Don’t get me wrong—I discuss wars, I bitch about gas prices and inflation, and I love talking about movies. But I’m sick of it. I want away.

“What do you want?” my princess asked me last night.

“What do you mean?”

“What kinds of goals would you like to set for yourself? What are your hopes and dreams. What do you want? Like that.”

“I don’t want to talk about this right now,” I tell her.

“Why?”

“Because right now, I just want to run in the night, howl at the moon,” I tell her. “Track down and kill something,” I don’t tell her—because I realize how disturbing that kind of thing is to hear.

Minutes of silence.

“What animal would you be?” I ask her.

“What?”

“If you were a wild animal, if you didn’t have anything like electric stoves and cable TV, if you were an animal, what would it be?”

“I would be a black panther,” she tells me. I’m not sure what scenarios she has taken into consideration before making this statement, but I’m almost 100% positive she isn’t thinking along the same lines as I am.

“Good pick,” I say. “Jungle cats are the way to go, I think. You can run fast, you kill the shit out of other animals—you have claws and fangs—and you can climb trees.”

“Okay,” she says. With the trepidation that you might expect.

“I thought wolf at first,” I say. “They hunt in packs, so you can overpower a lot of stuff. But the sleeping situation, that bothered me—because they just sleep on the ground. I read once that certain jungle cats sleep in trees, so you would be safe from most other animals. Except big-ass snakes. But I think you could kill a snake with your claws and teeth.”

“Oh.”

“People are the worst, though. Like, if you dropped a group of people out into the wild—no TV crews, no grocery stores, just nothing at all—do you think they would be predators or prey?”

“What?”

“Just a group of people, like if you dropped them out in the wild, like on an island or something, how do you think they would survive? We don’t have claws. We don’t have wings, we don’t have super-sharp teeth. We don’t have natural defenses, any way to protect ourselves, and we don’t have any real advantage over other animals as far as hunting them goes.”

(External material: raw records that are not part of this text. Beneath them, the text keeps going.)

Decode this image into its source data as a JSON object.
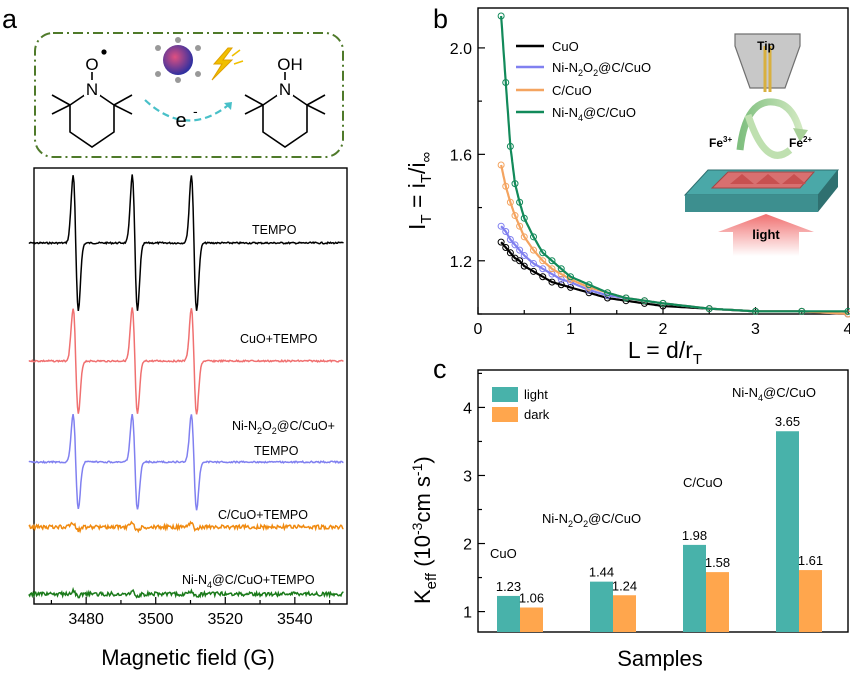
{
  "panels": {
    "a": {
      "label": "a",
      "scheme": {
        "electron_label": "e",
        "electron_sup": "-",
        "reactant_atoms": [
          "O",
          "N"
        ],
        "product_atoms": [
          "OH",
          "N"
        ]
      },
      "xlabel": "Magnetic field (G)",
      "xticks": [
        "3480",
        "3500",
        "3520",
        "3540"
      ],
      "traces": [
        {
          "name": "TEMPO",
          "color": "#000000",
          "amplitude": 1.0
        },
        {
          "name": "CuO+TEMPO",
          "color": "#f07070",
          "amplitude": 0.78
        },
        {
          "name_line1": "Ni-N",
          "name_sub1": "2",
          "name_mid": "O",
          "name_sub2": "2",
          "name_line1_end": "@C/CuO+",
          "name_line2": "TEMPO",
          "color": "#8080f0",
          "amplitude": 0.7
        },
        {
          "name": "C/CuO+TEMPO",
          "color": "#f08a10",
          "amplitude": 0.05
        },
        {
          "name_a": "Ni-N",
          "name_sub": "4",
          "name_b": "@C/CuO+TEMPO",
          "color": "#1a7a1a",
          "amplitude": 0.04
        }
      ]
    },
    "b": {
      "label": "b",
      "xlabel_main": "L = d/r",
      "xlabel_sub": "T",
      "ylabel_parts": [
        "I",
        "T",
        " = i",
        "T",
        "/i",
        "∞"
      ],
      "xticks": [
        "0",
        "1",
        "2",
        "3",
        "4"
      ],
      "yticks": [
        "1.2",
        "1.6",
        "2.0"
      ],
      "legend": [
        {
          "text": "CuO",
          "color": "#000000"
        },
        {
          "text_a": "Ni-N",
          "sub1": "2",
          "text_b": "O",
          "sub2": "2",
          "text_c": "@C/CuO",
          "color": "#8080f0"
        },
        {
          "text": "C/CuO",
          "color": "#f4a460"
        },
        {
          "text_a": "Ni-N",
          "sub1": "4",
          "text_c": "@C/CuO",
          "color": "#128a5a"
        }
      ],
      "inset": {
        "tip_label": "Tip",
        "fe3_label": "Fe",
        "fe3_sup": "3+",
        "fe2_label": "Fe",
        "fe2_sup": "2+",
        "light_label": "light"
      }
    },
    "c": {
      "label": "c",
      "xlabel": "Samples",
      "ylabel_main": "K",
      "ylabel_sub": "eff",
      "ylabel_unit": " (10",
      "ylabel_exp1": "-3",
      "ylabel_unit2": "cm s",
      "ylabel_exp2": "-1",
      "ylabel_close": ")",
      "yticks": [
        "1",
        "2",
        "3",
        "4"
      ],
      "legend": [
        {
          "text": "light",
          "color": "#48b2aa"
        },
        {
          "text": "dark",
          "color": "#ffa64d"
        }
      ],
      "group_labels": [
        {
          "a": "CuO"
        },
        {
          "a": "Ni-N",
          "s1": "2",
          "b": "O",
          "s2": "2",
          "c": "@C/CuO"
        },
        {
          "a": "C/CuO"
        },
        {
          "a": "Ni-N",
          "s1": "4",
          "c": "@C/CuO"
        }
      ]
    }
  },
  "chart_data": [
    {
      "type": "line",
      "panel": "a",
      "xlabel": "Magnetic field (G)",
      "xlim": [
        3465,
        3555
      ],
      "series_peaks_at": [
        3477,
        3494,
        3511
      ],
      "series": [
        "TEMPO",
        "CuO+TEMPO",
        "Ni-N2O2@C/CuO+TEMPO",
        "C/CuO+TEMPO",
        "Ni-N4@C/CuO+TEMPO"
      ]
    },
    {
      "type": "scatter",
      "panel": "b",
      "xlabel": "L = d/rT",
      "ylabel": "IT = iT/i∞",
      "xlim": [
        0,
        4
      ],
      "ylim": [
        1.0,
        2.15
      ],
      "x": [
        0.25,
        0.3,
        0.35,
        0.4,
        0.45,
        0.5,
        0.6,
        0.7,
        0.8,
        0.9,
        1.0,
        1.2,
        1.4,
        1.6,
        1.8,
        2.0,
        2.5,
        3.0,
        3.5,
        4.0
      ],
      "series": [
        {
          "name": "CuO",
          "values": [
            1.27,
            1.25,
            1.23,
            1.21,
            1.2,
            1.18,
            1.16,
            1.14,
            1.12,
            1.11,
            1.1,
            1.08,
            1.06,
            1.05,
            1.04,
            1.03,
            1.02,
            1.01,
            1.01,
            1.0
          ]
        },
        {
          "name": "Ni-N2O2@C/CuO",
          "values": [
            1.33,
            1.31,
            1.28,
            1.26,
            1.24,
            1.22,
            1.19,
            1.17,
            1.15,
            1.13,
            1.12,
            1.09,
            1.07,
            1.06,
            1.05,
            1.04,
            1.02,
            1.01,
            1.01,
            1.0
          ]
        },
        {
          "name": "C/CuO",
          "values": [
            1.56,
            1.48,
            1.42,
            1.37,
            1.33,
            1.29,
            1.24,
            1.2,
            1.17,
            1.15,
            1.13,
            1.1,
            1.08,
            1.06,
            1.05,
            1.04,
            1.02,
            1.01,
            1.01,
            1.0
          ]
        },
        {
          "name": "Ni-N4@C/CuO",
          "values": [
            2.12,
            1.87,
            1.63,
            1.49,
            1.42,
            1.36,
            1.29,
            1.23,
            1.2,
            1.17,
            1.14,
            1.11,
            1.08,
            1.06,
            1.05,
            1.04,
            1.02,
            1.01,
            1.01,
            1.01
          ]
        }
      ]
    },
    {
      "type": "bar",
      "panel": "c",
      "categories": [
        "CuO",
        "Ni-N2O2@C/CuO",
        "C/CuO",
        "Ni-N4@C/CuO"
      ],
      "xlabel": "Samples",
      "ylabel": "Keff (10-3cm s-1)",
      "ylim": [
        0.7,
        4.55
      ],
      "series": [
        {
          "name": "light",
          "values": [
            1.23,
            1.44,
            1.98,
            3.65
          ],
          "labels": [
            "1.23",
            "1.44",
            "1.98",
            "3.65"
          ]
        },
        {
          "name": "dark",
          "values": [
            1.06,
            1.24,
            1.58,
            1.61
          ],
          "labels": [
            "1.06",
            "1.24",
            "1.58",
            "1.61"
          ]
        }
      ]
    }
  ]
}
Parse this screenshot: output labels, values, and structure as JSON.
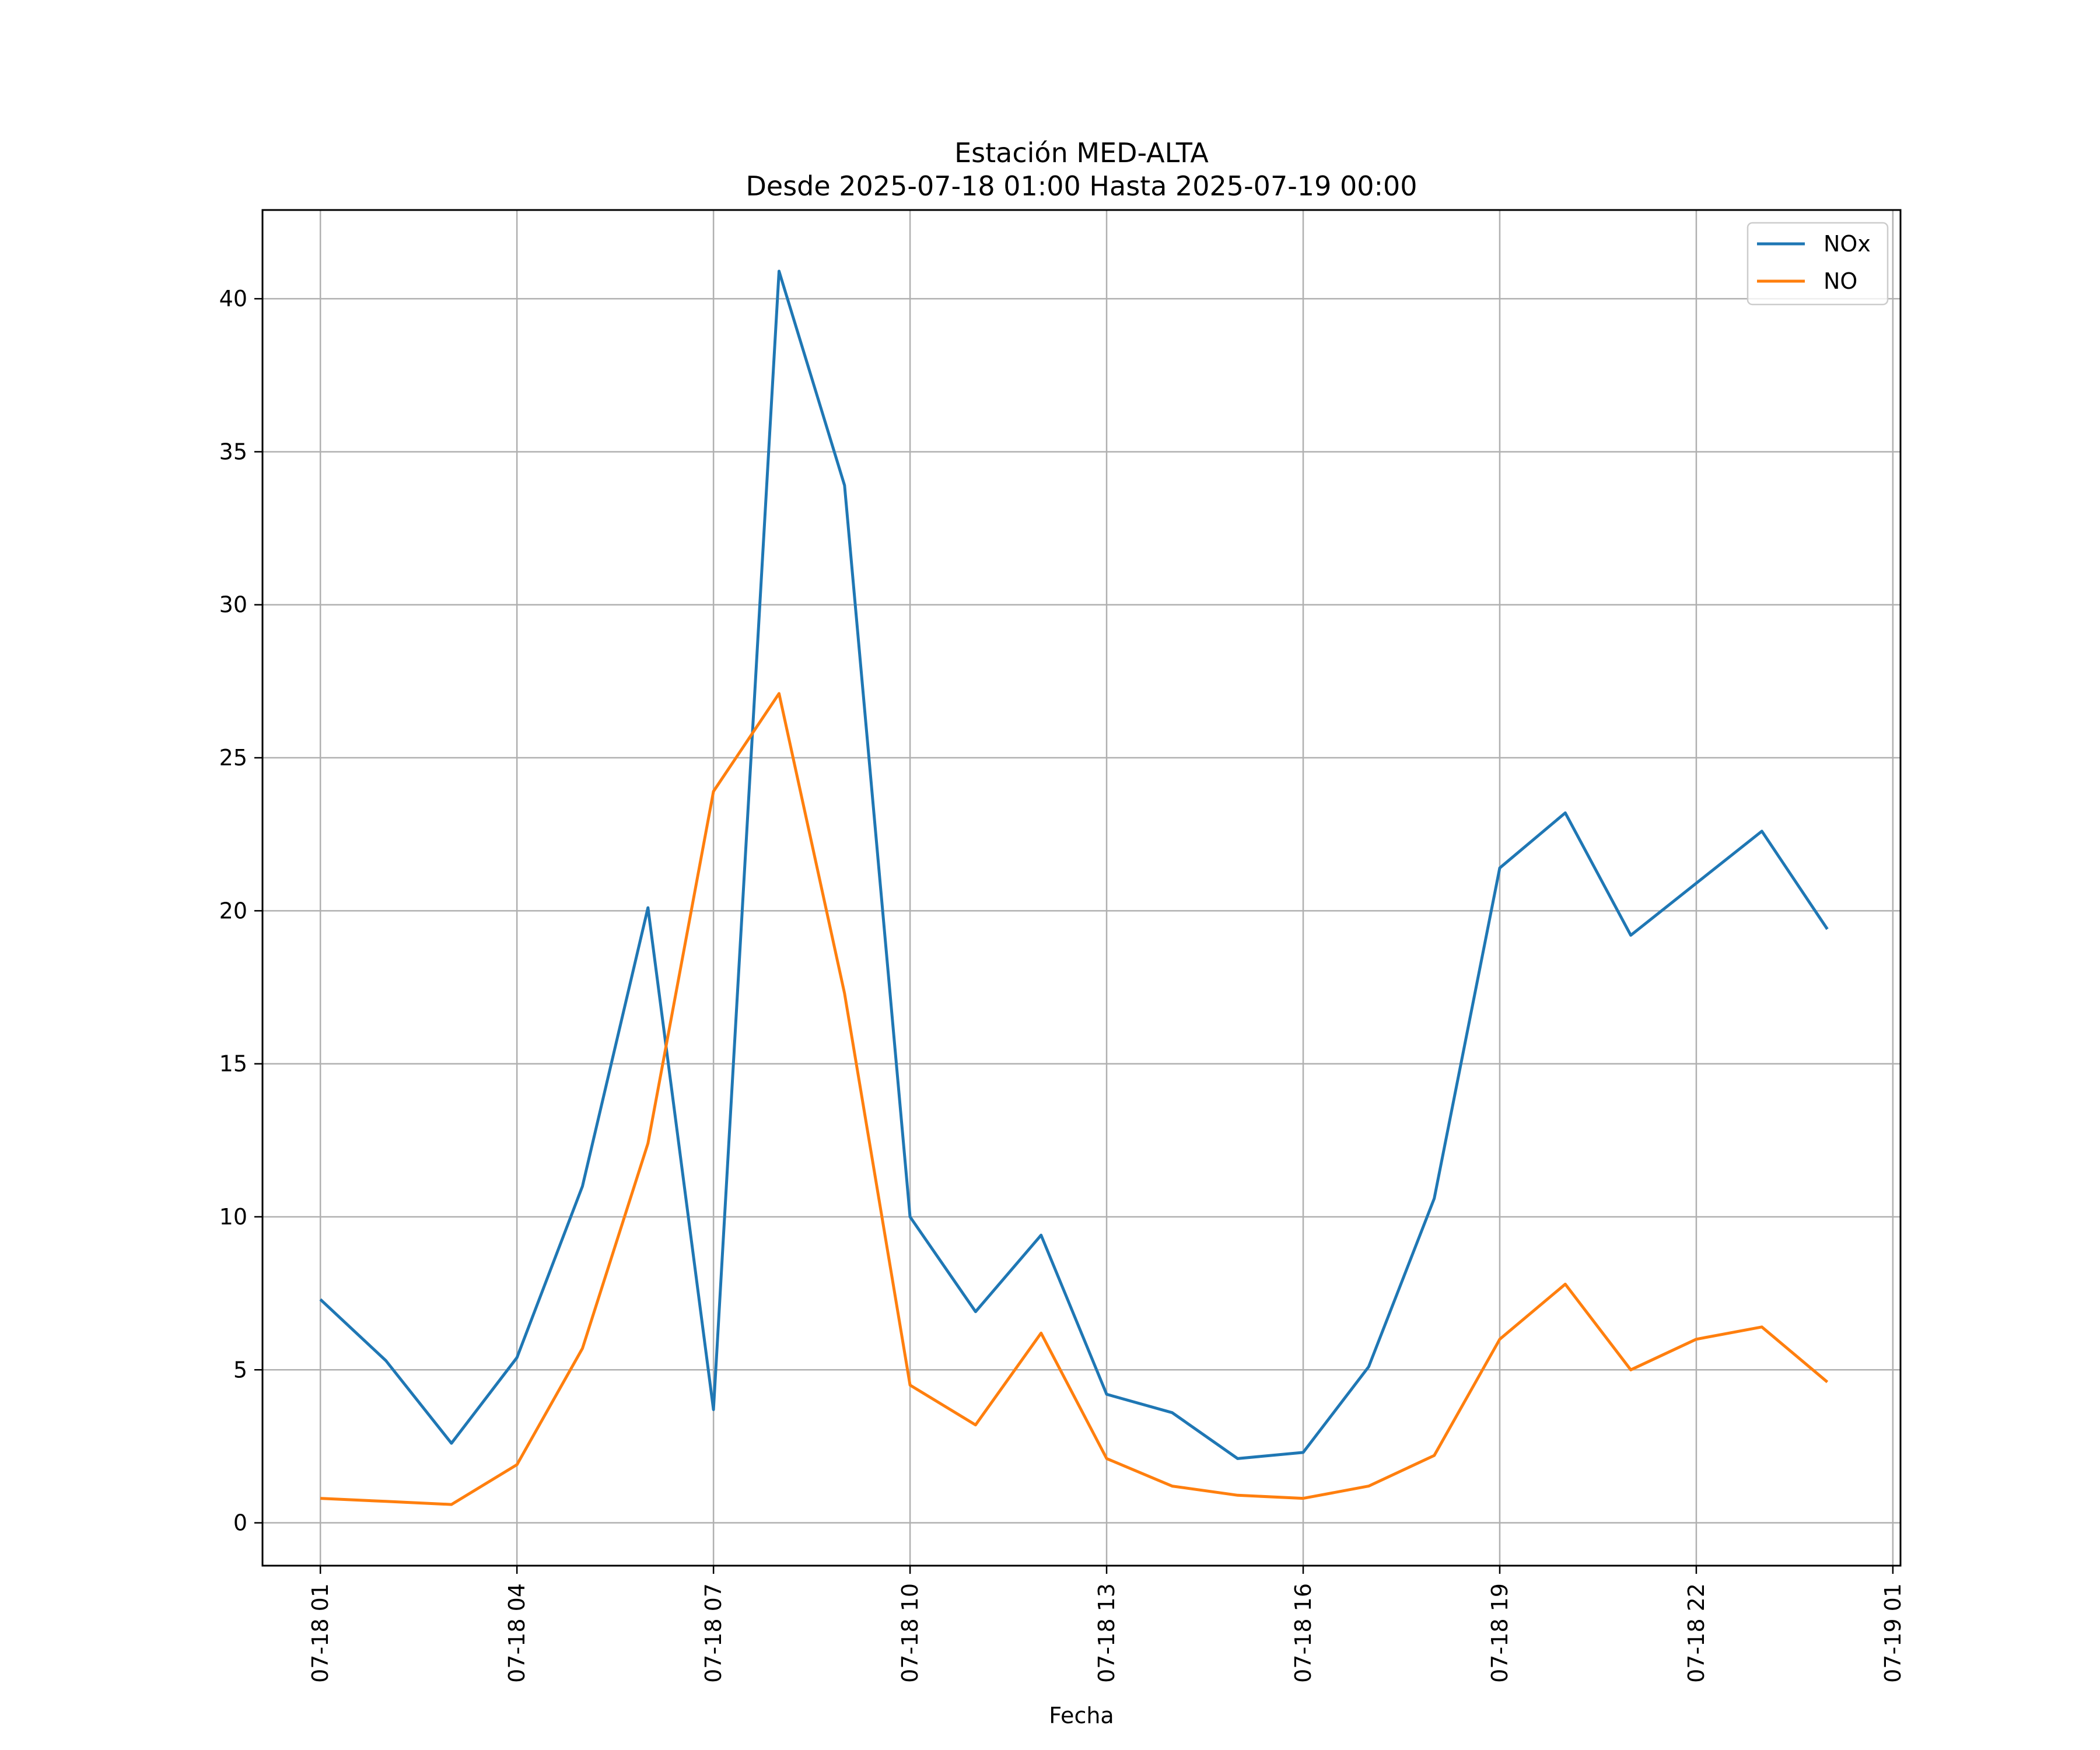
{
  "chart_data": {
    "type": "line",
    "title": "Estación MED-ALTA",
    "subtitle": "Desde 2025-07-18 01:00 Hasta 2025-07-19 00:00",
    "xlabel": "Fecha",
    "ylabel": "",
    "x": [
      "07-18 01:00",
      "07-18 02:00",
      "07-18 03:00",
      "07-18 04:00",
      "07-18 05:00",
      "07-18 06:00",
      "07-18 07:00",
      "07-18 08:00",
      "07-18 09:00",
      "07-18 10:00",
      "07-18 11:00",
      "07-18 12:00",
      "07-18 13:00",
      "07-18 14:00",
      "07-18 15:00",
      "07-18 16:00",
      "07-18 17:00",
      "07-18 18:00",
      "07-18 19:00",
      "07-18 20:00",
      "07-18 21:00",
      "07-18 22:00",
      "07-18 23:00",
      "07-19 00:00"
    ],
    "series": [
      {
        "name": "NOx",
        "color": "#1f77b4",
        "values": [
          7.3,
          5.3,
          2.6,
          5.4,
          11.0,
          20.1,
          3.7,
          40.9,
          33.9,
          10.0,
          6.9,
          9.4,
          4.2,
          3.6,
          2.1,
          2.3,
          5.1,
          10.6,
          21.4,
          23.2,
          19.2,
          20.9,
          22.6,
          19.4
        ]
      },
      {
        "name": "NO",
        "color": "#ff7f0e",
        "values": [
          0.8,
          0.7,
          0.6,
          1.9,
          5.7,
          12.4,
          23.9,
          27.1,
          17.3,
          4.5,
          3.2,
          6.2,
          2.1,
          1.2,
          0.9,
          0.8,
          1.2,
          2.2,
          6.0,
          7.8,
          5.0,
          6.0,
          6.4,
          4.6
        ]
      }
    ],
    "x_ticks": [
      "07-18 01",
      "07-18 04",
      "07-18 07",
      "07-18 10",
      "07-18 13",
      "07-18 16",
      "07-18 19",
      "07-18 22",
      "07-19 01"
    ],
    "y_ticks": [
      "0",
      "5",
      "10",
      "15",
      "20",
      "25",
      "30",
      "35",
      "40"
    ],
    "xlim": [
      "07-18 00:07",
      "07-19 01:07"
    ],
    "ylim": [
      -1.4,
      42.9
    ],
    "grid": true,
    "legend_position": "top-right"
  }
}
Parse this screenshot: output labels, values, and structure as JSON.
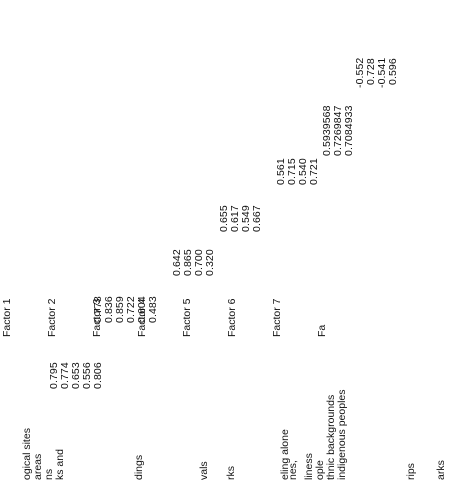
{
  "table": {
    "headers": [
      "Factor 1",
      "Factor 2",
      "Factor 3",
      "Factor 4",
      "Factor 5",
      "Factor 6",
      "Factor 7",
      "Fa"
    ],
    "row_labels": [
      "ogical sites",
      "areas",
      "ns",
      "ks and",
      "dings",
      "vals",
      "rks",
      "nes,",
      "eling alone",
      "liness",
      "ople",
      "thnic backgrounds",
      "indigenous peoples",
      "rips",
      "arks"
    ],
    "loadings": [
      {
        "factor": "Factor 1",
        "values": [
          "0.795",
          "0.774",
          "0.653",
          "0.556",
          "0.806"
        ]
      },
      {
        "factor": "Factor 2",
        "values": [
          "0.778",
          "0.836",
          "0.859",
          "0.722",
          "0.604",
          "0.483"
        ]
      },
      {
        "factor": "Factor 3",
        "values": [
          "0.642",
          "0.865",
          "0.700",
          "0.320"
        ]
      },
      {
        "factor": "Factor 4",
        "values": [
          "0.655",
          "0.617",
          "0.549",
          "0.667"
        ]
      },
      {
        "factor": "Factor 5",
        "values": [
          "0.561",
          "0.715",
          "0.540",
          "0.721"
        ]
      },
      {
        "factor": "Factor 6",
        "values": [
          "0.5939568",
          "0.7269847",
          "0.7084933"
        ]
      },
      {
        "factor": "Factor 7",
        "values": [
          "-0.552",
          "0.728",
          "-0.541",
          "0.596"
        ]
      }
    ]
  }
}
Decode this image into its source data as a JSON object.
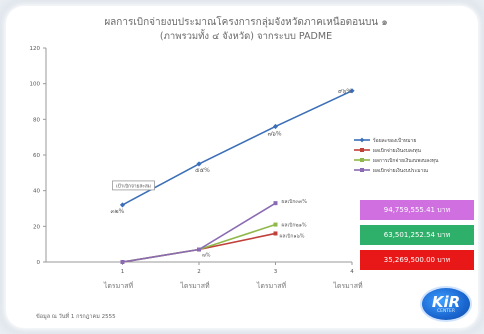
{
  "title_line1": "ผลการเบิกจ่ายงบประมาณโครงการกลุ่มจังหวัดภาคเหนือตอนบน ๑",
  "title_line2": "(ภาพรวมทั้ง ๔ จังหวัด) จากระบบ PADME",
  "note": "ข้อมูล ณ วันที่ 1 กรกฎาคม 2555",
  "logo": {
    "text": "KiR",
    "sub": "CENTER"
  },
  "chart_data": {
    "type": "line",
    "title": "ผลการเบิกจ่ายงบประมาณโครงการกลุ่มจังหวัดภาคเหนือตอนบน ๑ (ภาพรวมทั้ง ๔ จังหวัด) จากระบบ PADME",
    "categories": [
      "ไตรมาสที่ 1",
      "ไตรมาสที่ 2",
      "ไตรมาสที่ 3",
      "ไตรมาสที่ 4"
    ],
    "x_ticks": [
      "1",
      "2",
      "3",
      "4"
    ],
    "x_tick_labels": [
      "ไตรมาสที่",
      "ไตรมาสที่",
      "ไตรมาสที่",
      "ไตรมาสที่"
    ],
    "ylim": [
      0,
      120
    ],
    "yticks": [
      0,
      20,
      40,
      60,
      80,
      100,
      120
    ],
    "grid": false,
    "legend_placement": "right",
    "series": [
      {
        "name": "ร้อยละของเป้าหมาย",
        "color": "#3b6fb8",
        "values": [
          32,
          55,
          76,
          96
        ],
        "labels": [
          "๓๒%",
          "๕๕%",
          "๗๖%",
          "๙๖%"
        ]
      },
      {
        "name": "ผลเบิกจ่ายเงินงบลงทุน",
        "color": "#c0403a",
        "values": [
          0,
          7,
          16,
          null
        ],
        "labels": [
          "",
          "",
          "ผลเบิก๑๖%",
          ""
        ]
      },
      {
        "name": "ผลการเบิกจ่ายเงินงบพงบลงทุน",
        "color": "#8fb84a",
        "values": [
          0,
          7,
          21,
          null
        ],
        "labels": [
          "",
          "",
          "ผลเบิก๒๑%",
          ""
        ]
      },
      {
        "name": "ผลเบิกจ่ายเงินงบประมาณ",
        "color": "#8a6bb3",
        "values": [
          0,
          7,
          33,
          null
        ],
        "labels": [
          "",
          "",
          "ผลเบิก๓๓%",
          ""
        ]
      }
    ],
    "point_label_q2_lower": "๗%",
    "annotation_box": "เป้าเบิกจ่ายสะสม",
    "value_boxes": [
      {
        "text": "94,759,555.41 บาท",
        "color": "#cf6fe0"
      },
      {
        "text": "63,501,252.54 บาท",
        "color": "#2fb06a"
      },
      {
        "text": "35,269,500.00 บาท",
        "color": "#e81818"
      }
    ]
  }
}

“We have out minds,” she says. “We have our ability to reason and think. We would make traps for food, and shelter as a form of protection. We have the ability to reason, and that would give us the edge.”

“Do you know how to build a shelter?”

“Huh?”

“I don’t. I don’t know how to build a shelter or hunt or anything else. Most people don’t. Most people, you drop them in the middle of nowhere, I bet they just die. If we could learn to get over stupid bullshit and hunt as a pack, that might save us.”

“Like what?”

“Like say a lion or something runs into where you’re all at, if we run like deer, we’re screwed. But maybe—and maybe is all I’m saying—maybe we could overpower it with our numbers. But it would require everyone working together as a pack. People getting hurt, sacrificing themselves, whatever. Jumping right in there and ripping the thing apart piece by piece, maybe. I don’t know—that’s the only way I could see a pack of humans surviving in the wilderness.”

No response, and I can’t say that I blame her. This is not a discussion you want to be having while you’re just chilling out in bed after a long hard day of work. Your loved one over there on his side, talking about ripping a lion apart, what the hell is that?

“I think we would be prey,” I tell her. “Humans are no longer equipped to deal with nature.”

And I think that’s what bothers me. We’re all a bunch of softies. Because even if we formed a pack and killed that lion, we’re all gonna die because of something in the unprocessed water, or maybe from the weather, or maybe because our teeth rot out and we can’t eat.

The only advantage mankind has is the ability to fuck up the world so bad that nothing else can take us out.

Like I said, everyone I’ve discussed this with just laughs like they do when I’m talking weird bullshit, “Ah-ha-ha, Ray’s making a joke again, being a freak, whatever.”

So I guess this is an odd line of thought. I mean, of course it is—I’m not so out of touch with society that I think this is normal by any means. But I’m sincere about it, maybe that’s the difference.

It bothers me that this planet is ruled by a species that has no business ruling.

Of course, this is coming from a guy that thinks we should hand over the planet to those monkeys that do those cute little cartwheels.